La Maison des 3 Espaces, la M3E, pourrait continuer longtemps ainsi, à nous délivrer des histoires au travers des témoignages de ceux qui l’ont animée, s’y sont arrêtés, y ont planté des graines de pédagogie, des graines d’idées et ont amené ailleurs les fruits, les fleurs des projets éclos. Trouver dans un lieu unique ce qui nourrit les débats, les évolutions de l’éducation depuis plus de vingt ans nous offre un microscope et un macroscope tout à la fois, une occasion hors pair de nous interroger sur les conditions, les ingrédients, l’organisation, d’une école de la réussite pour tous.

«La M3E c’est encore aujourd’hui une école vivante qui bourdonne de projets, certes ils ont évolué mais la demande institutionnelle n’est plus celle d’il y a 25 ans. Bien des actions ont perduré, comme le coté festif avec les élèves (qui rend l’apprentissage moins rébarbatif), les finalisations des projets artistiques aussi (chorales de cycle, finalisation musique, arts plastiques).» explique Françoise Souvignhec, désormais retraitée mais toujours aux côtés de l’équipe.

Et de cette continuité, de ces essais transformés ou demeurés uniques, qu’ont fait les acteurs de l’institution, les chercheurs, les formateurs d’enseignants ? Ont-ils été ingérés, digérés ou soulignés, repérés puis oubliés ? Aucune certitude, ni jugement de valeur dans ces questions, juste l’expression d’une interrogation : passés les années d’effervescence des débuts, la visite de Lionel Jospin, alors ministre de l’Éducation, l’ouvrage collectif racontant la Maison, quelles traces, quelles empreintes subsistent dans la mémoire éducative et quelles reproductions? Les portraits nous ont distillé une réponse essentielle : nombre d’enseignants de l’école du quartier des Clochettes ont poursuivi leur chemin ailleurs, et pour certains d’entre eux vers d’autres fonctions empruntes d’institutionnel : conseillers pédagogiques, inspecteurs, directeurs d’école…

La rue centrale de la M3E

La rue centrale de la M3E

«Je suis à présent directrice d’école.
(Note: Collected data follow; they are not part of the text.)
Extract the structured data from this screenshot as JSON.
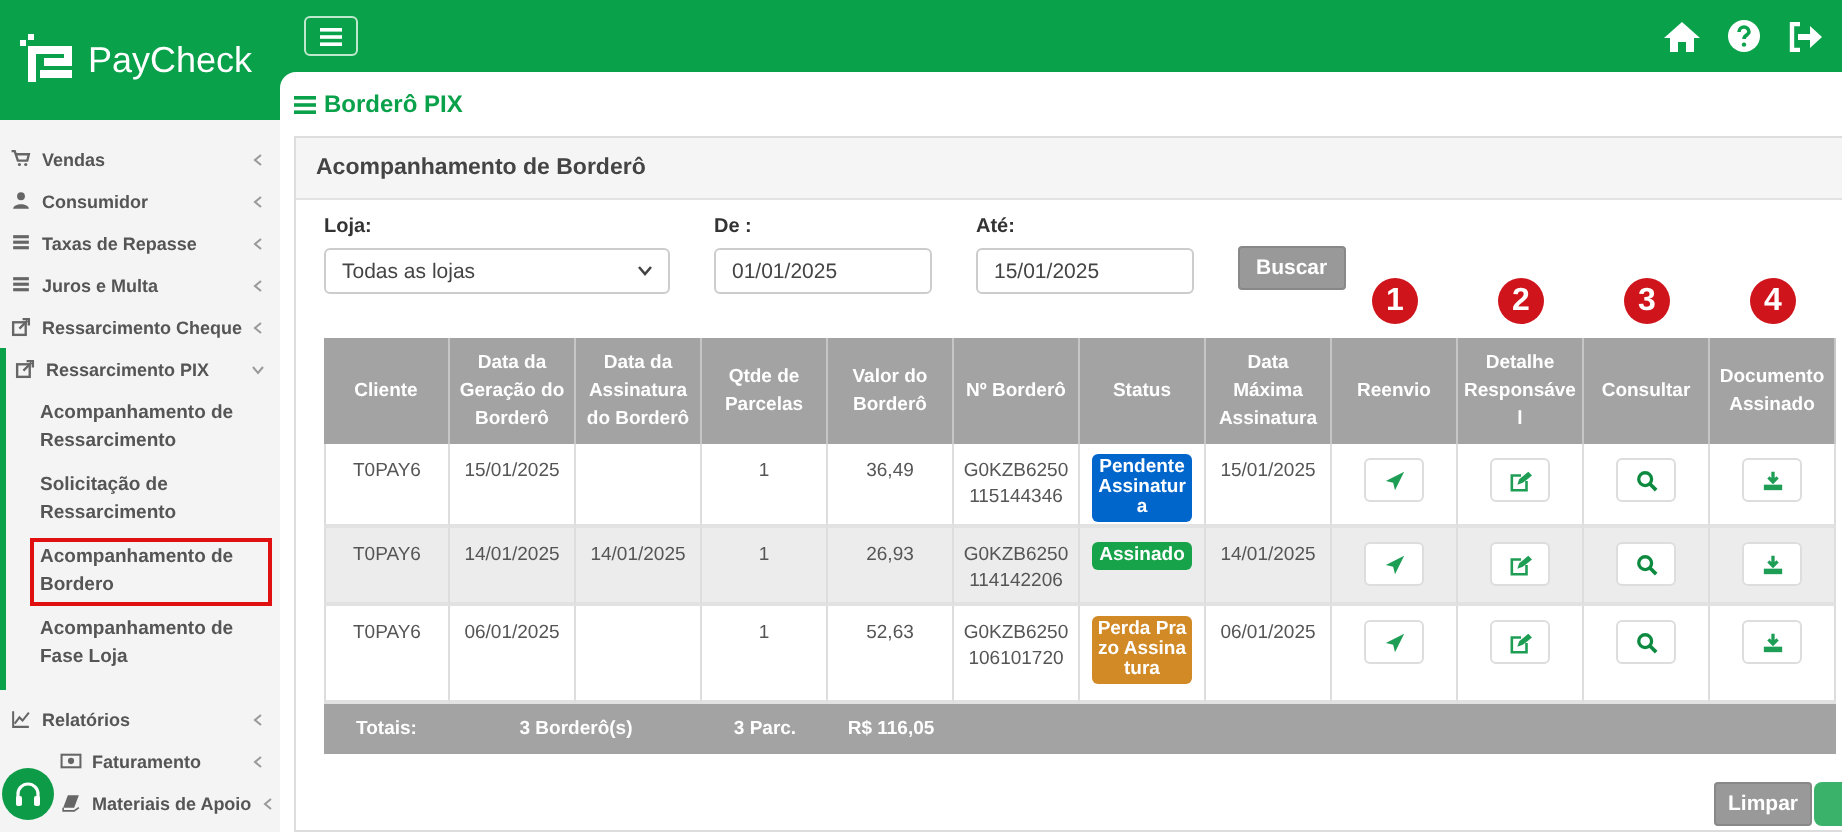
{
  "logo": {
    "text": "PayCheck"
  },
  "sidebar": {
    "items": [
      {
        "label": "Vendas",
        "kind": "cart",
        "expanded": false
      },
      {
        "label": "Consumidor",
        "kind": "user",
        "expanded": false
      },
      {
        "label": "Taxas de Repasse",
        "kind": "list",
        "expanded": false
      },
      {
        "label": "Juros e Multa",
        "kind": "list",
        "expanded": false
      },
      {
        "label": "Ressarcimento Cheque",
        "kind": "share",
        "expanded": false
      },
      {
        "label": "Ressarcimento PIX",
        "kind": "share",
        "expanded": true,
        "children": [
          {
            "label": "Acompanhamento de Ressarcimento",
            "selected": false
          },
          {
            "label": "Solicitação de Ressarcimento",
            "selected": false
          },
          {
            "label": "Acompanhamento de Bordero",
            "selected": true
          },
          {
            "label": "Acompanhamento de Fase Loja",
            "selected": false
          }
        ]
      },
      {
        "label": "Relatórios",
        "kind": "chart",
        "expanded": false
      },
      {
        "label": "Faturamento",
        "kind": "money",
        "expanded": false
      },
      {
        "label": "Materiais de Apoio",
        "kind": "book",
        "expanded": false
      }
    ]
  },
  "page_title": "Borderô PIX",
  "card": {
    "title": "Acompanhamento de Borderô"
  },
  "filters": [
    {
      "label": "Loja:",
      "value": "Todas as lojas",
      "kind": "select"
    },
    {
      "label": "De :",
      "value": "01/01/2025",
      "kind": "input"
    },
    {
      "label": "Até:",
      "value": "15/01/2025",
      "kind": "input"
    }
  ],
  "search_button": "Buscar",
  "markers": [
    "1",
    "2",
    "3",
    "4"
  ],
  "table": {
    "columns": [
      "Cliente",
      "Data da Geração do Borderô",
      "Data da Assinatura do Borderô",
      "Qtde de Parcelas",
      "Valor do Borderô",
      "Nº Borderô",
      "Status",
      "Data Máxima Assinatura",
      "Reenvio",
      "Detalhe Responsável",
      "Consultar",
      "Documento Assinado"
    ],
    "rows": [
      {
        "cliente": "T0PAY6",
        "geracao": "15/01/2025",
        "parcelas": "1",
        "valor": "36,49",
        "numero": "G0KZB6250115144346",
        "status": {
          "label": "Pendente Assinatura",
          "color": "#0066cc"
        },
        "data_maxima": "15/01/2025"
      },
      {
        "cliente": "T0PAY6",
        "geracao": "14/01/2025",
        "assinatura": "14/01/2025",
        "parcelas": "1",
        "valor": "26,93",
        "numero": "G0KZB6250114142206",
        "status": {
          "label": "Assinado",
          "color": "#17a34a"
        },
        "data_maxima": "14/01/2025"
      },
      {
        "cliente": "T0PAY6",
        "geracao": "06/01/2025",
        "parcelas": "1",
        "valor": "52,63",
        "numero": "G0KZB6250106101720",
        "status": {
          "label": "Perda Prazo Assinatura",
          "color": "#d18a25"
        },
        "data_maxima": "06/01/2025"
      }
    ],
    "totals": [
      "Totais:",
      "3 Borderô(s)",
      "3 Parc.",
      "R$ 116,05"
    ]
  },
  "clear_button": "Limpar"
}
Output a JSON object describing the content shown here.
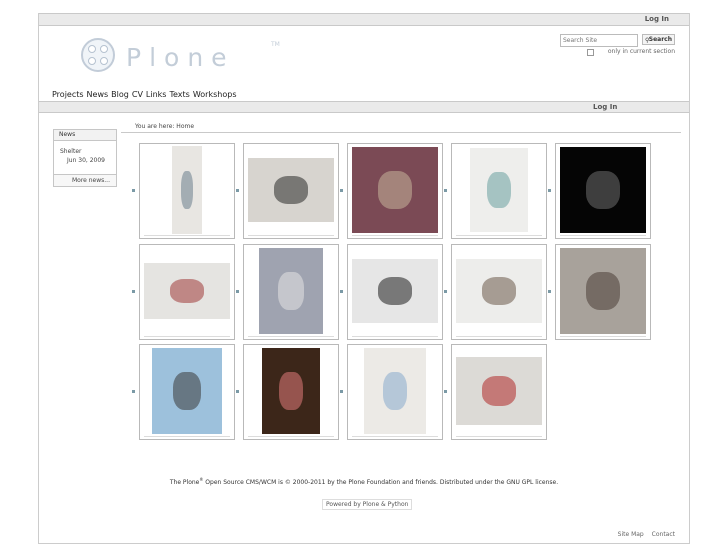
{
  "topbar": {
    "login": "Log In"
  },
  "logo": {
    "word": "Plone",
    "tm": "TM"
  },
  "search": {
    "placeholder": "Search Site",
    "button": "Search",
    "scope_label": "only in current section"
  },
  "nav": {
    "items": [
      "Projects",
      "News",
      "Blog",
      "CV",
      "Links",
      "Texts",
      "Workshops"
    ]
  },
  "personalbar": {
    "login": "Log In"
  },
  "news_portlet": {
    "header": "News",
    "item_title": "Shelter",
    "item_date": "Jun 30, 2009",
    "more": "More news..."
  },
  "breadcrumbs": "You are here: Home",
  "gallery": {
    "images": [
      {
        "name": "plant-on-paper",
        "bg": "#e8e6e2",
        "fg": "#6a7d8c"
      },
      {
        "name": "white-cloth-table",
        "bg": "#d7d4cf",
        "fg": "#2a2a2a"
      },
      {
        "name": "hand-holding-object",
        "bg": "#7b4a55",
        "fg": "#c7b59a"
      },
      {
        "name": "printed-page",
        "bg": "#eeeeec",
        "fg": "#6aa0a0"
      },
      {
        "name": "dark-folded-book",
        "bg": "#050505",
        "fg": "#6d6d6d"
      },
      {
        "name": "red-pattern-box",
        "bg": "#e5e4e1",
        "fg": "#a13a3a"
      },
      {
        "name": "line-drawing-gray",
        "bg": "#9fa3b0",
        "fg": "#e4e4e4"
      },
      {
        "name": "dotted-figure",
        "bg": "#e6e6e6",
        "fg": "#1d1d1d"
      },
      {
        "name": "lace-sketch",
        "bg": "#ededeb",
        "fg": "#6b5a4a"
      },
      {
        "name": "chair-sketch",
        "bg": "#a8a29b",
        "fg": "#4a3e36"
      },
      {
        "name": "blue-painting",
        "bg": "#9dc1dc",
        "fg": "#3b3b3b"
      },
      {
        "name": "wooden-box",
        "bg": "#3c2619",
        "fg": "#e07a7a"
      },
      {
        "name": "figure-collage",
        "bg": "#eceae6",
        "fg": "#88aacc"
      },
      {
        "name": "red-books",
        "bg": "#dcdad6",
        "fg": "#b12a2a"
      }
    ]
  },
  "footer": {
    "pre": "The Plone",
    "reg": "®",
    "post": " Open Source CMS/WCM is © 2000-2011 by the Plone Foundation and friends. Distributed under the GNU GPL license.",
    "powered": "Powered by Plone & Python"
  },
  "site_actions": [
    "Site Map",
    "Contact"
  ]
}
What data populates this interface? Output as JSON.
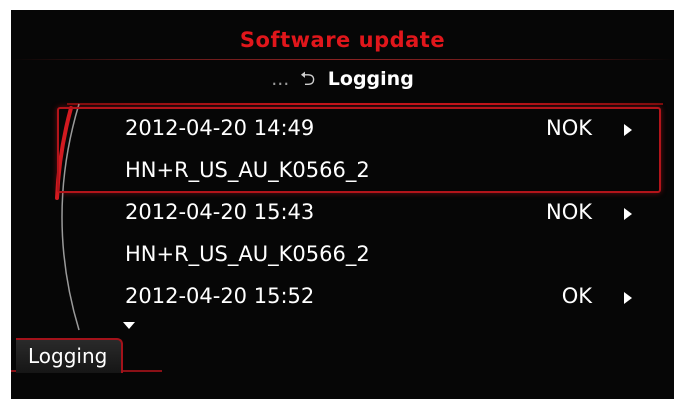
{
  "screen": {
    "title": "Software update",
    "breadcrumb": {
      "prefix": "...",
      "back_icon": "back-arrow-icon",
      "label": "Logging"
    }
  },
  "log_entries": [
    {
      "datetime": "2012-04-20 14:49",
      "status": "NOK",
      "file": "HN+R_US_AU_K0566_2",
      "selected": true
    },
    {
      "datetime": "2012-04-20 15:43",
      "status": "NOK",
      "file": "HN+R_US_AU_K0566_2",
      "selected": false
    },
    {
      "datetime": "2012-04-20 15:52",
      "status": "OK",
      "file": null,
      "selected": false
    }
  ],
  "bottom_tab": {
    "label": "Logging"
  },
  "colors": {
    "accent": "#e0161b",
    "background": "#060606",
    "text": "#ffffff"
  }
}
J’ai travaillé en Côte d’Ivoire, en Équateur et au Brésil, et je suis actuellement rentrée en région lyonnaise. J’ai dirigé de grosses écoles à l’étranger (35 classes primaire à Quito !) et je pense que tout ce que j’ai développé dans les écoles que j’ai dirigées, est né de ce terreau de la M3E. J’ai puisé dans ce réservoir d’idées, de concepts, de méthodologies, j’ai appris qu’il faut être en projet et fédérer… et puis avancer dans la vie professionnelle avec le sourire, en empathie, et en donnant de soi. Et puis, je sais surtout que l’on apprend par d’autres voies que la voie consciente, que les connaissances ne passent pas toutes par l’intellect. Ce qui est ressenti le reste pour la vie ! C’est du vécu !» confie Conchita Gizon.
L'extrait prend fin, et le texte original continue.